The SEC announced an asset freeze against Western Financial Planning Corporation and its principal Louis Schooler. At first the situation sounded like a complaint against a real estate investment fund, but after reviewing the complaint, I found it to be a much more twisted tale.
The defendants have not agreed to settle with the SEC, so the statements in the SEC’s complaint may or may not be accurate. I’ll assume so for purposes of finding some lessons.
The first issue is that Western was originating land investment deals and then selling them to investors. Nothing wrong with that, except for a big disclosure issue. According to the complaint, the aggregate price paid for investors in the land ownership was far in excess of the purchase price paid by Western. In one case the investors contributed $1.85 million for an undeveloped parcel of land in Stead, Nevada that had a fair market value of $355,000.
A second issue was that Western was publishing investment brochures that hyped the value of the land and seemed to be marking the value improperly.
Defendants continue to use incomparable “comps” to solicit investors.

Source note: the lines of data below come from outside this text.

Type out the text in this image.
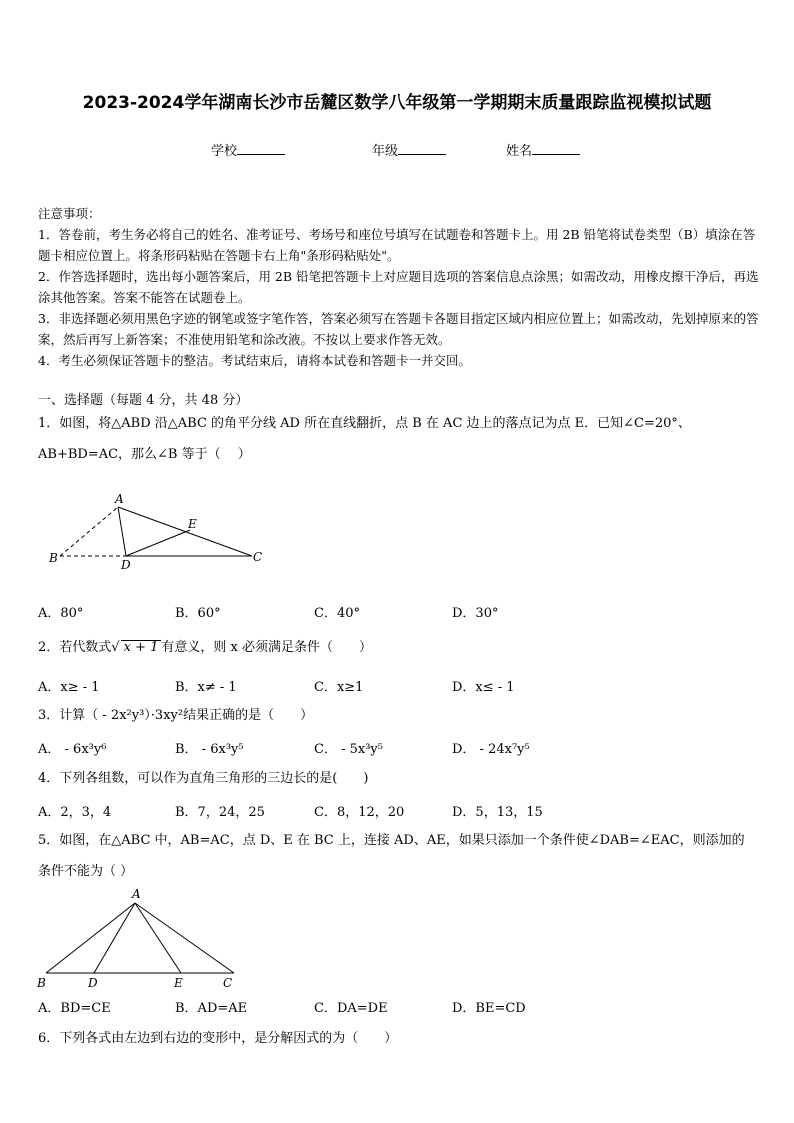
2023-2024学年湖南长沙市岳麓区数学八年级第一学期期末质量跟踪监视模拟试题
学校	年级	姓名

注意事项：

1．答卷前，考生务必将自己的姓名、准考证号、考场号和座位号填写在试题卷和答题卡上。用 2B 铅笔将试卷类型（B）填涂在答题卡相应位置上。将条形码粘贴在答题卡右上角"条形码粘贴处"。

2．作答选择题时，选出每小题答案后，用 2B 铅笔把答题卡上对应题目选项的答案信息点涂黑；如需改动，用橡皮擦干净后，再选涂其他答案。答案不能答在试题卷上。

3．非选择题必须用黑色字迹的钢笔或签字笔作答，答案必须写在答题卡各题目指定区域内相应位置上；如需改动，先划掉原来的答案，然后再写上新答案；不准使用铅笔和涂改液。不按以上要求作答无效。

4．考生必须保证答题卡的整洁。考试结束后，请将本试卷和答题卡一并交回。

一、选择题（每题 4 分，共 48 分）
1．如图，将△ABD 沿△ABC 的角平分线 AD 所在直线翻折，点 B 在 AC 边上的落点记为点 E．已知∠C=20°、
AB+BD=AC，那么∠B 等于（　 ）
A
B	D
E
C
A．80°	B．60°	C．40°	D．30°
2．若代数式√ x + 1 有意义，则 x 必须满足条件（　　）
A．x≥ - 1	B．x≠ - 1	C．x≥1	D．x≤ - 1
3．计算（ - 2x²y³）·3xy²结果正确的是（　　）
A． - 6x³y⁶	B． - 6x³y⁵	C． - 5x³y⁵	D． - 24x⁷y⁵
4．下列各组数，可以作为直角三角形的三边长的是(　　)
A．2，3，4	B．7，24，25	C．8，12，20	D．5，13，15
5．如图，在△ABC 中，AB=AC，点 D、E 在 BC 上，连接 AD、AE，如果只添加一个条件使∠DAB=∠EAC，则添加的
条件不能为（ ）
A
B	D	E	C
A．BD=CE	B．AD=AE	C．DA=DE	D．BE=CD
6．下列各式由左边到右边的变形中，是分解因式的为（　　）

The complaint cites an email sent to an investor comparing Western’s land to a nearby parcel purchased by Wal-Mart. Western paid $2.50 per square foot while Wal-Mart paid over $8 per square foot. Unfortunately for the comparison, Western failed to mention that its land lacked entitlements, zoning, grading, or groundwater rights.
One thing that bothered me in the complaint was that the investments were structured as general partnerships. That seemed very old school and could open the investors to claims since the entity lacked a liability shield. Then it dawned on me: securities. Western was probably taking the position that the general partnership units were not securities.
According to the complaint, Schooler exercised control over the general partnerships through the use of signatory partners and secretaries. The secretaries were Western employees who ultimately controlled the bank accounts and executed documents.
Accordingly, the investors’ purchase of GP units was an investment of money in a common enterprise, and the investors holding those units were led to expect profits solely from Defendants’ efforts in managing, overseeing, and eventually selling the underlying property, Moreover, the GP Agreements left so little power in the hands of the investors that the GPs actually distributed power and functioned as if they were limited partnerships.
These investment groups are created within the structure of a general partnership. Each investment group stands apart from Western Financial; we do not manage the groups. We like to think of each one as a “mini-democracy.” All decisions are voted upon by members who own interest in the partnership, and no action is taken without a vote-by-ballot. A signatory partner is selected from the members who is authorized to sign on behalf of the group, but only after a vote. No one employed by Western Financial is eligible to vote in any of the general partnerships even though they may own an interest in a partnership. [My emphasis]
It sounds very American to own a piece of a mini-democracy. But unfortunately, it sounds like the investors got a bad deal.